Representing HPE at the conference, I was joined by more than three dozen other leaders from technology companies and other corporations, as well as about 100 from government agencies and academia who exchanged insights on their explorations with this rapidly-evolving technological advancement.
The mere fact that the Office of Science and Technology Policyhosted the summit is indicative of AI's ongoing progress and popularity. Perhaps, too, it is a signal that federal agencies are poised to invest more in next-generation research of AI given its potential to bolster U.S. competitiveness on the world stage - economically, politically and even militarily.
Two breakout sessions during the four-hour summit were of particular interest: AI R&D (no surprise since I lead AI R&D for HPE) and a sector-specific discussion on energy and manufacturing, a key focus area for HPE. Throughout, the conversation often steered towards how AI may replace some types of workers in some industries. However, most participantsmyself includedbelieve the overall impact will be a boost in job growth, especially given so many of our job openings for individuals with AI and deep learning expertise are going unfilled.
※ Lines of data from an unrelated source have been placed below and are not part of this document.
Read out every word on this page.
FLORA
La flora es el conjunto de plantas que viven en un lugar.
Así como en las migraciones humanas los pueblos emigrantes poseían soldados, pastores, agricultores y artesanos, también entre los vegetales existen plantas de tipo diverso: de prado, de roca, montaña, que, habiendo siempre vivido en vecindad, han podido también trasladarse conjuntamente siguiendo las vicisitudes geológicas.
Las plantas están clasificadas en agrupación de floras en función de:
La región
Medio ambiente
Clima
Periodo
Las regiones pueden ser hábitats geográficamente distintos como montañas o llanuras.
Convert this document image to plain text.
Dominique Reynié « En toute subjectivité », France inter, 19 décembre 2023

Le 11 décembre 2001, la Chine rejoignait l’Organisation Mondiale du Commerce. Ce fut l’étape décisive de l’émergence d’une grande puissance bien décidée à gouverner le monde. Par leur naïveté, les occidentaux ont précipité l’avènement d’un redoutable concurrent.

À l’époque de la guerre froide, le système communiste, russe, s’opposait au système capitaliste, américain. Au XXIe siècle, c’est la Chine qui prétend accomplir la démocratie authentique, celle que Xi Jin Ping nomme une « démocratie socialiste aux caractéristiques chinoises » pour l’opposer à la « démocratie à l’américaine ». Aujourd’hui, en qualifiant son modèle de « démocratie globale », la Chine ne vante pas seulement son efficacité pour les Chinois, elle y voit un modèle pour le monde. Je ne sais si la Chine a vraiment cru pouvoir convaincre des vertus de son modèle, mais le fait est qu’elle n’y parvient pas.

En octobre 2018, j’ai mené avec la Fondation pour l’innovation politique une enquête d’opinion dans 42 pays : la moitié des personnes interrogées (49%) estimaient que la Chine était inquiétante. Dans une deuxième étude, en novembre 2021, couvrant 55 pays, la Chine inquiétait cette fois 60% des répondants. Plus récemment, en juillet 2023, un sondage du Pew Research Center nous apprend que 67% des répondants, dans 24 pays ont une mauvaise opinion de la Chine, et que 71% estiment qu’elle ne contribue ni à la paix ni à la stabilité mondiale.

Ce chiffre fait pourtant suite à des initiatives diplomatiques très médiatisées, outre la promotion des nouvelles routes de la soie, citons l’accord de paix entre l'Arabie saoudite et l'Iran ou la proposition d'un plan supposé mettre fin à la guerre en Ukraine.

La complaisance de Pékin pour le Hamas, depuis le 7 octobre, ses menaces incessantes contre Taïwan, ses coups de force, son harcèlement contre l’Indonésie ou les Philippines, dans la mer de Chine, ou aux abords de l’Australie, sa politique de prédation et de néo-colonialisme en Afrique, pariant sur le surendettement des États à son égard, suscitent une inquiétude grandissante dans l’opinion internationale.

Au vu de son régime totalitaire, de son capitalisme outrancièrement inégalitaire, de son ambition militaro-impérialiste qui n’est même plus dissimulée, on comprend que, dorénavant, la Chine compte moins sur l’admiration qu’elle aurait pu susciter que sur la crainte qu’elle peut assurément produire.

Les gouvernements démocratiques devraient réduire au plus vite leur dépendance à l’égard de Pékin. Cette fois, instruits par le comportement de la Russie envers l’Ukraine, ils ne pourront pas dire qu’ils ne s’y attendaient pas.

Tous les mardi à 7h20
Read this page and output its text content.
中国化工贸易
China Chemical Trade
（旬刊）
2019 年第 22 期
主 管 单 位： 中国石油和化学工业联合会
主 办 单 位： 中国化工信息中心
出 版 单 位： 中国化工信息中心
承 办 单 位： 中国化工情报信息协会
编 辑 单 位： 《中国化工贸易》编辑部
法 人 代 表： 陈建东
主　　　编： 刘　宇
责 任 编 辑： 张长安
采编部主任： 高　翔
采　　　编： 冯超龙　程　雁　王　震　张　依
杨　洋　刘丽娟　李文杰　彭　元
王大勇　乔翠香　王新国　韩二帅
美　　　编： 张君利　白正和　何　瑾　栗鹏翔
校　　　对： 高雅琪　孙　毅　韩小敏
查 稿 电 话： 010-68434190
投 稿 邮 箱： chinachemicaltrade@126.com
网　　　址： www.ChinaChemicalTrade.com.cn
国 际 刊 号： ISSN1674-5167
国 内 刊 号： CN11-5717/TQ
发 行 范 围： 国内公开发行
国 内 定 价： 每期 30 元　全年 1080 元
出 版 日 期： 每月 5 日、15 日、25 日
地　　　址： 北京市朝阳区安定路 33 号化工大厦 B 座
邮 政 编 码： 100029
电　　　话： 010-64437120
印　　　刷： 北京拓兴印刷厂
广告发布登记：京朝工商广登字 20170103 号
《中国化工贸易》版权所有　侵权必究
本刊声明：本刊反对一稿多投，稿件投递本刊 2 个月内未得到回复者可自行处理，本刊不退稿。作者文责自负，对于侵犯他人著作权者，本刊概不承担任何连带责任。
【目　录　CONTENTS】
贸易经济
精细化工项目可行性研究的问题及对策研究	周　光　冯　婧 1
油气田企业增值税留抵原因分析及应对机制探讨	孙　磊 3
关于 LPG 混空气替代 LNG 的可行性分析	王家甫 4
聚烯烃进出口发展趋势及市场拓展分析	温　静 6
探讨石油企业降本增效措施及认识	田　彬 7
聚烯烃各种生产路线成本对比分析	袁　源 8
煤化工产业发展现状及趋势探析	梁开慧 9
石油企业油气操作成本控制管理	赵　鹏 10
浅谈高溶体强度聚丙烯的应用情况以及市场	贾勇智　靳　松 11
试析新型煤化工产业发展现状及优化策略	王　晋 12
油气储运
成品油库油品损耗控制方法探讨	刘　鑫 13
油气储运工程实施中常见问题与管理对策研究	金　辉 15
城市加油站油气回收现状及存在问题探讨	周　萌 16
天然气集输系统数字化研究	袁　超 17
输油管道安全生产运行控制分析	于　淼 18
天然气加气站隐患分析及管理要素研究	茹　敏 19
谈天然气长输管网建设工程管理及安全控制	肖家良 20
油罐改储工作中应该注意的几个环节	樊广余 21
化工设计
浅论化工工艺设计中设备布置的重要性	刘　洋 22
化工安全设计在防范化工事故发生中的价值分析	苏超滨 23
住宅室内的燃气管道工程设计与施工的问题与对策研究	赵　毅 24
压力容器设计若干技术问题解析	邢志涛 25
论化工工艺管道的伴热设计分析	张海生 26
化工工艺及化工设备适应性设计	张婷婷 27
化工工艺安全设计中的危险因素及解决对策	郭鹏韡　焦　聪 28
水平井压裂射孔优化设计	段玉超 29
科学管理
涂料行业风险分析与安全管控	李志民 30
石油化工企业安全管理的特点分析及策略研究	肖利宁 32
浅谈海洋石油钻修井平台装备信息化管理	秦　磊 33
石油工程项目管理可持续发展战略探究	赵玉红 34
HPE is knees-deep in AI because we see its potential to improve the speed, efficiency and productivity of our own business operations. Further, we realize our customers need a high-performance compute infrastructure to capitalize on the benefits of AI by building and training learning models that can manage large volumes of data to recognize patterns in audio, images, videos, text and sensor data.
Thus, late last year, we unveiled new purpose-built platforms and services capabilities to help companies simplify the adoption of AI. One of the most popular platforms is the HPE Deep Learning Cookbook, a set of tools to guide customers in selecting the best hardware and software environment for different deep learning tasks.
And of course, our own R&D efforts continue, because we - and our customers - are eager to further optimize the predictive capabilities of AI in a wide range of consumer-facing endeavors, along with such vital and potentially game-changing endeavors as genomic sequencing analytics, climate research, medical science, autonomous driving and robotics.
Based on what I saw and heard at the summit, I am increasingly hopeful that the US government - in recognizing and appreciating the importance of AI - will create a positive environment that fosters public-private partnerships that will spawn further AI innovation.
The AI era is upon us. And our world will be better for it.